KC exhibit explores WWI from perspective of German soldiers

Columbia Daily Tribune: KC exhibit explores WWI from perspective of German soldiers
On our second visit recently to Kansas City’s National World War I Museum, I was impressed by its special exhibit, “Man and Machine: The German Soldier in World War I.” It is unique to find an American exhibit focusing on the enemy’s equipment and the viewpoints of its soldiers. At this distance in time, we can accept them as fellow sufferers rather than the monsters they were once portrayed as. We also could learn how machines can transform a war. The Great War to end all wars, as it was publicized at the time, left a legacy that instead set the scene for World War II and still has an effect on the world today.

Carl Hauber was a collector of German World War I battle materials, and after his death, his wife gave the historical objects to the museum. Among them were 23 of the 24 different machine guns used by the German army, a half dozen of which form the basis of this special exhibit.

We were fortunate to have a young history buff as the docent when we investigated the exhibit in one of the tower exhibition halls. He explained that despite the fact troops were equipped with rifles and shot millions of bullets, the killing in the Great War was done mostly by other methods. Artillery killed 70 percent, machine guns 20 percent, gas 5 percent and rifles 5 percent. In movies, we see a lot of bayonet charges, but the English only lost .33 percent and Americans .1 percent of their troops to bayonets. Included in the displays were leather-and-steel helmets, gas masks, officers’ pistols, hand grenades, one of the first antitank weapons and, within a life-size trench, a paper sign that reads, “Do not use this route.”

Large posters on the walls showed German soldiers’ reactions to what was happening were similar to those of American, British and French soldiers. On the posters were some of the German soldiers’ words, for example:

“When I joined the army in the spring of 1918, I carried presumptions that the war would be fought like the 1870 War between Germany and France. Man-to-man combat, for instance. But in the trenches friend and foe alike suffer from the effects of invisible machinery. It is not enough to conquer the enemy. He has to be totally destroyed.”

To get to the main exhibits, we walked on a glass bridge with a field of 9,000 poppies, each one representing 1,000 dead combatants. As with my first visit to the museum in 2006, I was impressed by the multiple ways the museum has to show what the war was like, how it started and what it did to change the map of the world.

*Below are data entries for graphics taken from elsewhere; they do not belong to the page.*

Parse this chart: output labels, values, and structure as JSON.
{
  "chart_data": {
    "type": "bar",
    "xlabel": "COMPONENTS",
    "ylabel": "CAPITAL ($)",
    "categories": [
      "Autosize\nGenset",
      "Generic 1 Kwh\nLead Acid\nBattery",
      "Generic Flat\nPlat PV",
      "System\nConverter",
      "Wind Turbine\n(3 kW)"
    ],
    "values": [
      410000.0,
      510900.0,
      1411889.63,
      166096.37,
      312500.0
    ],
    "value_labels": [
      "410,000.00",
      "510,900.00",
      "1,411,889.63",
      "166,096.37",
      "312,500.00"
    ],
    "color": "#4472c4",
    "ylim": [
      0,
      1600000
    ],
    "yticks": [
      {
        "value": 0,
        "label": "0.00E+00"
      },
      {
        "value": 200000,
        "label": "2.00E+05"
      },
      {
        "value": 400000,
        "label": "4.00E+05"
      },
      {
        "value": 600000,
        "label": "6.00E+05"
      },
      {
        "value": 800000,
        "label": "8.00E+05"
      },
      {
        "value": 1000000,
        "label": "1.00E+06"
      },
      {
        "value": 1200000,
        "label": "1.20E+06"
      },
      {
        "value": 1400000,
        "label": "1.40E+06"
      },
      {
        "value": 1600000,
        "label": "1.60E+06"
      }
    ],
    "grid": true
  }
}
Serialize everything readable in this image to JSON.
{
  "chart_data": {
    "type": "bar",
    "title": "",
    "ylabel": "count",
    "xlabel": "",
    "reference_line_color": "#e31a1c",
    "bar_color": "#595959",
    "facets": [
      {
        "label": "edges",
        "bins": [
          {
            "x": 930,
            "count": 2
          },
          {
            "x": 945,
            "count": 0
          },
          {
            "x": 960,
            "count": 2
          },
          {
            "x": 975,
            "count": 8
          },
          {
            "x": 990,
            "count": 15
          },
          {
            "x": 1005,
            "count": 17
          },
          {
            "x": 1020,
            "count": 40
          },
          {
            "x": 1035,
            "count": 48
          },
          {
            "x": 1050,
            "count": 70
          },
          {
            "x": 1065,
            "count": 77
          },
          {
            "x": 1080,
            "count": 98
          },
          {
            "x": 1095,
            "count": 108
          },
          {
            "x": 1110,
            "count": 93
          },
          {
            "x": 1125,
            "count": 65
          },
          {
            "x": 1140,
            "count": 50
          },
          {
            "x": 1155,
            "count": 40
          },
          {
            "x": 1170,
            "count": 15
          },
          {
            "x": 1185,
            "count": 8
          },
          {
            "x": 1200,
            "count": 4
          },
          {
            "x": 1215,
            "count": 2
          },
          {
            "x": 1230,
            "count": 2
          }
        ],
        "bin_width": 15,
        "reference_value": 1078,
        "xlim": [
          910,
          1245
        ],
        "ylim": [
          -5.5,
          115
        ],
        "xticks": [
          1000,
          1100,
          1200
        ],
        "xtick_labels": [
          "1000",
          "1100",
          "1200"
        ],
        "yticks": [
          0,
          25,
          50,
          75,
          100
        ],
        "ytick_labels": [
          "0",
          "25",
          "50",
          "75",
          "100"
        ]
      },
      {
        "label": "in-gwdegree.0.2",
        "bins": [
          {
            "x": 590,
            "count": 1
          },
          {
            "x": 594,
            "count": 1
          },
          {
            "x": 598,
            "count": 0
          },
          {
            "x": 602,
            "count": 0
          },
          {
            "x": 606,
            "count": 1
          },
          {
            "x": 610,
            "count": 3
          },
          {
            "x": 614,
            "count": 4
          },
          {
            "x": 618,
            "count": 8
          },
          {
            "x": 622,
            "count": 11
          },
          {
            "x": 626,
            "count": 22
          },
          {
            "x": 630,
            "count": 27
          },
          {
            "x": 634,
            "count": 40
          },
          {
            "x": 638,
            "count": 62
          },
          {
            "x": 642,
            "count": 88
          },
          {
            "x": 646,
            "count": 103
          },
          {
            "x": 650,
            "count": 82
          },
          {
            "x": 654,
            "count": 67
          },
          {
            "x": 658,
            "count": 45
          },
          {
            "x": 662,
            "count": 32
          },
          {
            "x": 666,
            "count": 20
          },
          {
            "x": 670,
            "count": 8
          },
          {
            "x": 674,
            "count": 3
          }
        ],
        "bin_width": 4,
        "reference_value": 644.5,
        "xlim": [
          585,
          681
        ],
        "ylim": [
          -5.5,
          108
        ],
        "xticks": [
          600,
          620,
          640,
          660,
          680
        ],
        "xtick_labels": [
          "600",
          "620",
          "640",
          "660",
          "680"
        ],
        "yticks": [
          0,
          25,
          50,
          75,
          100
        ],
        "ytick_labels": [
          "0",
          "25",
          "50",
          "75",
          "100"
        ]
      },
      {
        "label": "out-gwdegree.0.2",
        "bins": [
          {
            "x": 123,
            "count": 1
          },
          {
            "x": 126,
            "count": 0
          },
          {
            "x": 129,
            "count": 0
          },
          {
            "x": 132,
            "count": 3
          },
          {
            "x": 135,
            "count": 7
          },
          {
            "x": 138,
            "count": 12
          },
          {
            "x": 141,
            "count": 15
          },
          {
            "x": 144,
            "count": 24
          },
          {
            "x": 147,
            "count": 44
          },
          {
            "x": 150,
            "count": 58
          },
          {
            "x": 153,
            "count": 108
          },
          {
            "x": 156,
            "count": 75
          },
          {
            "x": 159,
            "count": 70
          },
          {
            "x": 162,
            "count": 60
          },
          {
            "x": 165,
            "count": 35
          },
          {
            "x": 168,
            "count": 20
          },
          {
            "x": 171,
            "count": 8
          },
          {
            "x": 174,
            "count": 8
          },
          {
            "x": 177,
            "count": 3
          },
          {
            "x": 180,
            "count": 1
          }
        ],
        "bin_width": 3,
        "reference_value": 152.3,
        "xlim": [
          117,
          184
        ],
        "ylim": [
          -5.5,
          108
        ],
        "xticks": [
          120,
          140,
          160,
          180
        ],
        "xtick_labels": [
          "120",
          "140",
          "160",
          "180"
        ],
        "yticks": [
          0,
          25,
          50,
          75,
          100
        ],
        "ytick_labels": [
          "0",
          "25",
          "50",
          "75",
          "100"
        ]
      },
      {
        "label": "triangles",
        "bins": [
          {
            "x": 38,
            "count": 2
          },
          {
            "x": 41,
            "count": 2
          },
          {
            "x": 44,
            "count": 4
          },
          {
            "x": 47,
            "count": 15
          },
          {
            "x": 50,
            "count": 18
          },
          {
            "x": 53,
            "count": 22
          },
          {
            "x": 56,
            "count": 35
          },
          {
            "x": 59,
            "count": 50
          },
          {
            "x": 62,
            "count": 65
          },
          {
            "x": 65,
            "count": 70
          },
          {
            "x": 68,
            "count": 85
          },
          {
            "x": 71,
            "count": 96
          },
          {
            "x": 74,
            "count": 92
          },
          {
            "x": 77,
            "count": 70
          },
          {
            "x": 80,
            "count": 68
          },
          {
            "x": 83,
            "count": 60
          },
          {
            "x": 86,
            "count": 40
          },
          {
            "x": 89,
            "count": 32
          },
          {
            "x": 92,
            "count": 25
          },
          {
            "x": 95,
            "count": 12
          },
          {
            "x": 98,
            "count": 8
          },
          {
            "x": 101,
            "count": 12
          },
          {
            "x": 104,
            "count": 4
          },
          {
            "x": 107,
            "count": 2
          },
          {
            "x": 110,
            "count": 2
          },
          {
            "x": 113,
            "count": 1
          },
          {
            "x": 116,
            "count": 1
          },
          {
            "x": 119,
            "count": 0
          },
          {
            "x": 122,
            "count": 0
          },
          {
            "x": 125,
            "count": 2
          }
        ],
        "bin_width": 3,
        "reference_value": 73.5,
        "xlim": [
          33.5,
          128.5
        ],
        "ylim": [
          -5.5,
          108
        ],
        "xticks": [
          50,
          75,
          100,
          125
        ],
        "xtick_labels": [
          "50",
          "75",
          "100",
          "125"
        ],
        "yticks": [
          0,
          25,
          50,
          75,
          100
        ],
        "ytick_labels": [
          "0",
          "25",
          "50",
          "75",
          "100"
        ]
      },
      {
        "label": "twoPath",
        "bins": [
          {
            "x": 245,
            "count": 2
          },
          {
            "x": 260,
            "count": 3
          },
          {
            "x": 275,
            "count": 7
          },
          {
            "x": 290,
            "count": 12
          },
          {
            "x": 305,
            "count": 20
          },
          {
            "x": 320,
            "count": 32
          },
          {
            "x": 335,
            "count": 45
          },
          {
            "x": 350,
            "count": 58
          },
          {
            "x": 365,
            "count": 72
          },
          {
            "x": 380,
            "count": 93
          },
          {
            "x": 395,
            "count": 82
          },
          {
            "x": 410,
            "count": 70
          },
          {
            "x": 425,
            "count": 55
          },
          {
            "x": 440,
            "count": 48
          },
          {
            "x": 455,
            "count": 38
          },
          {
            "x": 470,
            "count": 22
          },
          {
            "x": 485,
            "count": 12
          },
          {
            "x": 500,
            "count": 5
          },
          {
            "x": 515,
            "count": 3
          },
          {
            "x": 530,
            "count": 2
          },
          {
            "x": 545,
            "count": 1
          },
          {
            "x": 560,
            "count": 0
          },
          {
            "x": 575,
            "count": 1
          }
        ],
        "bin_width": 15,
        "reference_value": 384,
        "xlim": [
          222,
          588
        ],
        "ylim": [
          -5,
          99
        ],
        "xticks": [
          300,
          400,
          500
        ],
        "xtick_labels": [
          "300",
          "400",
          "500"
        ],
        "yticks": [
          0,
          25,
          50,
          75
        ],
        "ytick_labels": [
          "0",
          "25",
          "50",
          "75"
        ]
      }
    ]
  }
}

A movie described the buildup to the war. Europe had become industrialized with wealth amassed in a few hands. European nations were in control of much of the world and were fighting to control even more. Nationalism was growing; hatred among ethnic groups was high. Sixty-five million men from 36 countries fought in the war, and 9 million of them were killed. When the United States entered in 1917, we sent more than 2 million men.

The most impressive exhibit might be the movies shown on a giant screen built along the side of a trench with mannequins walking below.

The “Man and Machine” exhibit runs through Dec. 31.